Thursday, October 26, 2006

Full Range of Emotions

I could not have been on a more cury, up and down roller coster of emotions as I have been the past 26 days. Sadness. Anger. Desperation. Pain. Happiness. Elation. Down Cast. My mom and my sister took my father to the hospital emergency room on October 1st and he's been in the hospital ever since. There's too much to describe what's happened to my dad in the past month to explain everything, but I think the phrase, "we almost lost him," covers the severity of his stay.

A gentleman called for my dad yesterday. He asked where he was. "He's in the hospital," I replied very manner of factly.

"He's still there!?" he replied.

Oh how much I wanted to say, "Yes he most certainly his. Coming close to death can keep you in the hospital for a long time."

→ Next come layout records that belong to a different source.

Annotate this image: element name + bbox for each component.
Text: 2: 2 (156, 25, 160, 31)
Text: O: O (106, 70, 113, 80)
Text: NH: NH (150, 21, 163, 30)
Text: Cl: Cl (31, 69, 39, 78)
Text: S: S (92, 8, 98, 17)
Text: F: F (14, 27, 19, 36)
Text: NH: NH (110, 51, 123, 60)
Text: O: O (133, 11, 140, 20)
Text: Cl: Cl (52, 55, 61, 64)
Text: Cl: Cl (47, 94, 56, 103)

The first week and half was the worst. His two daughter's and his wife were at his side 24/7 at the hospital. Having the night shift was a blessing and a curse. A blessing because the hospital has finally calmed down. The lights are dim and it's easier to get the nurses attention if you need something. A curse because it was my shift that dad seemed to get worse, and to gain some sleep during the day was impossible because all his friends and family would call for an update.

And oh how much I wanted to say, "Stop calling! I'm trying to sleep! Dad had only 46% in his blood, he's agitated, can't sleep and can't breathe well. I'm tired and fucking scared! Now let me cry my eyes out and go to sleep."

I'm the first to admit that I can't write too well when I'm emotional. Give me some time.